Scenery ranges from the beautiful, quietly flowing Luvuvhu River, shaded by nyala trees and fever tree forests, and teeming with hippos and crocodiles, to the awesome Lanner Gorge, palm-fringed wetlands and rocky outcrops with thousand-year-old baobab trees.
All the wildlife that one would expect to see in a great national park such as Kruger can potentially be encountered on the concession. Plains game such as zebra, kudu and impala are common, while lions and leopards are a special sighting. Herds of elephant, a few rhinoceros, African buffalo, nyala antelope and also seldom-seen animals such as eland and bushpig can be seen.
This part of Kruger is known to be one of the best birding areas in the park, and is home to rarely seen species such as the Pel's fishing owl, Three-banded Courser and grey-headed parrot.

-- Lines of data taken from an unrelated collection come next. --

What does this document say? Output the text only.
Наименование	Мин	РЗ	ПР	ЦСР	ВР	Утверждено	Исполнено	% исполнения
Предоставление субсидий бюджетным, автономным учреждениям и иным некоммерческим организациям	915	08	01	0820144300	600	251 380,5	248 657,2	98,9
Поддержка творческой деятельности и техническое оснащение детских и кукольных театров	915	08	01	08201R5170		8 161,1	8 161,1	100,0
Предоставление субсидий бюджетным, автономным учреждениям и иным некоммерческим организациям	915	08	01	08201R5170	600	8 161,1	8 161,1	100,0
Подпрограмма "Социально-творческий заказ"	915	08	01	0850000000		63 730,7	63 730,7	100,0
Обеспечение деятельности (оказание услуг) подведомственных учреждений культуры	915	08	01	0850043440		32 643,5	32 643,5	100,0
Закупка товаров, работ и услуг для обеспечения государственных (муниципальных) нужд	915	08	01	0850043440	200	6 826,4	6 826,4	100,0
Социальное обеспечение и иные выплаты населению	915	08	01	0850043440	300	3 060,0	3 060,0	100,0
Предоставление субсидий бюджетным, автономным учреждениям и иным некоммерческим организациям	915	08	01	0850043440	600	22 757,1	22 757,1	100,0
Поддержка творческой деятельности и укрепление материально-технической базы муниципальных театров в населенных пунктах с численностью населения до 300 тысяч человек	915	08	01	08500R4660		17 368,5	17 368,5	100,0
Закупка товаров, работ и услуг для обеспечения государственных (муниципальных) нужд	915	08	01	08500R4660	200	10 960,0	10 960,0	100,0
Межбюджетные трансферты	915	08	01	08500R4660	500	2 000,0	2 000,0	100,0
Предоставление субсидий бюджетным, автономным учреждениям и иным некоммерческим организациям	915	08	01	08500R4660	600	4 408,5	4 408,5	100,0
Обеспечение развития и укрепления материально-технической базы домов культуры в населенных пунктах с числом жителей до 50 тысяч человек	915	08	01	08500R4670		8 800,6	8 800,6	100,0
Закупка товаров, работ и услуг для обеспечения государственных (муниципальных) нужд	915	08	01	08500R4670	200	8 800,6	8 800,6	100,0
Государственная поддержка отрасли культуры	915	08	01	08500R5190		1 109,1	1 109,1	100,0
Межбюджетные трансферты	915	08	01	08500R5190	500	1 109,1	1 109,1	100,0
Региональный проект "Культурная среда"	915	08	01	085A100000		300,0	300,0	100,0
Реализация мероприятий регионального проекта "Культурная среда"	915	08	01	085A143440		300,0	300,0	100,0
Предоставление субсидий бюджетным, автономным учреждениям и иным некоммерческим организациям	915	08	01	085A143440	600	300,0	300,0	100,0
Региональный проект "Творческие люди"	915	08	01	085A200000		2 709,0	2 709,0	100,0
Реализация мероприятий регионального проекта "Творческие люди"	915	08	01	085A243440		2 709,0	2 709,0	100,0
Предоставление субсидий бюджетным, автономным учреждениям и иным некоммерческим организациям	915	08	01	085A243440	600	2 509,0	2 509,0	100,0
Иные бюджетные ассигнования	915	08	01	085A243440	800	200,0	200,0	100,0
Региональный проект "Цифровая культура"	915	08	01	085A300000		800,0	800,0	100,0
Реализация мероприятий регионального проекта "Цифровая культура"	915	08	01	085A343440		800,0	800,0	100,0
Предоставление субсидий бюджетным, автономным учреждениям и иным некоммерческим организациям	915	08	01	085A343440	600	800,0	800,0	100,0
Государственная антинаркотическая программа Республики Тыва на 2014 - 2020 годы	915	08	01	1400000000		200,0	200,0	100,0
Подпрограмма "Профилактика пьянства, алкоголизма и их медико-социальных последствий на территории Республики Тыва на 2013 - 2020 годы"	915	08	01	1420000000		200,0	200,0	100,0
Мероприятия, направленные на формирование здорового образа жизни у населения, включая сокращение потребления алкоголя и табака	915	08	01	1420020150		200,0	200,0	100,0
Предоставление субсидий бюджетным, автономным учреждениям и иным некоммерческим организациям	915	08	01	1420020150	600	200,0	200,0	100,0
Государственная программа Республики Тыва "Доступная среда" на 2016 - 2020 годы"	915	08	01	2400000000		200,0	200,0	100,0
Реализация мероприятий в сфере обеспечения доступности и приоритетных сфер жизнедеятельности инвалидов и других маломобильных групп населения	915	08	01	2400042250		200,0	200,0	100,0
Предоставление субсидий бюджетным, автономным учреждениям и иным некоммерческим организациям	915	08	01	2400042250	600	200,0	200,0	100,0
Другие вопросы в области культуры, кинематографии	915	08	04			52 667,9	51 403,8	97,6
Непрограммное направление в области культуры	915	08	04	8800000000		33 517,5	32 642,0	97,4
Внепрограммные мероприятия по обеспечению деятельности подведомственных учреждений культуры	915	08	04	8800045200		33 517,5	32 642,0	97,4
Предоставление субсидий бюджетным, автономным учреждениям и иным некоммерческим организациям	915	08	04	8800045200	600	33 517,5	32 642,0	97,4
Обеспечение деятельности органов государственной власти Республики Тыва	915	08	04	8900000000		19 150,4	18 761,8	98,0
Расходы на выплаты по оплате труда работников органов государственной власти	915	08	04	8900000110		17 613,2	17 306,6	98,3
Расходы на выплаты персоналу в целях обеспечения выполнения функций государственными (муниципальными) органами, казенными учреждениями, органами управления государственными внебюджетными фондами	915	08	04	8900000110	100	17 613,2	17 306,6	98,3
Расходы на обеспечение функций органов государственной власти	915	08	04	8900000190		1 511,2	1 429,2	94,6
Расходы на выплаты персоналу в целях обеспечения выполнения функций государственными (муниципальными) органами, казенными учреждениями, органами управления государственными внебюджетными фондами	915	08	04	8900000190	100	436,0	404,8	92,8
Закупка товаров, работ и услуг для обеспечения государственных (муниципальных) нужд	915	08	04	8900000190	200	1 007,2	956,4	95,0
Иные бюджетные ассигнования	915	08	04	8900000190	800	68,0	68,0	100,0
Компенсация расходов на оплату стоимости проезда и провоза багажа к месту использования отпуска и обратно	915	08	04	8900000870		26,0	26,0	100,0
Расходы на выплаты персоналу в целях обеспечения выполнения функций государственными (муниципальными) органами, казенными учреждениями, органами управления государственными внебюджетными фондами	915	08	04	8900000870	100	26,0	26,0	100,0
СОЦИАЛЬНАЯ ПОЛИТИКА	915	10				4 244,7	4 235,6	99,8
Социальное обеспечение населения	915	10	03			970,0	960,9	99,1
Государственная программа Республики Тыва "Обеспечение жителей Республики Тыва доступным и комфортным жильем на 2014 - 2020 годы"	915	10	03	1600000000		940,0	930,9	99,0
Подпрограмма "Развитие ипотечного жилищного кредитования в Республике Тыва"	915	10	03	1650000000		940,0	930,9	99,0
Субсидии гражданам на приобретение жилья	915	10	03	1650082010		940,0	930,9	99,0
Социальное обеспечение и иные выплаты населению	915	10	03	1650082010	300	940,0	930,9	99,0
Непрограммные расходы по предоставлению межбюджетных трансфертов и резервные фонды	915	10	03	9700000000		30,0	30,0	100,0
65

Average maximum summer temperature (October-March): 40˚C
Average minimum winter temperature (April-September): 9˚C
Eighteen students are accommodated in nine comfortable thatched, tented rooms, placed on wooden decks in the shade of large nyala trees. Each room has an en-suite bathroom consisting of a shower and washbasin with hot running water and a flush toilet, as well as a veranda overlooking the surrounding bush.
The camp is not fenced, which means that animals do move through it from time to time.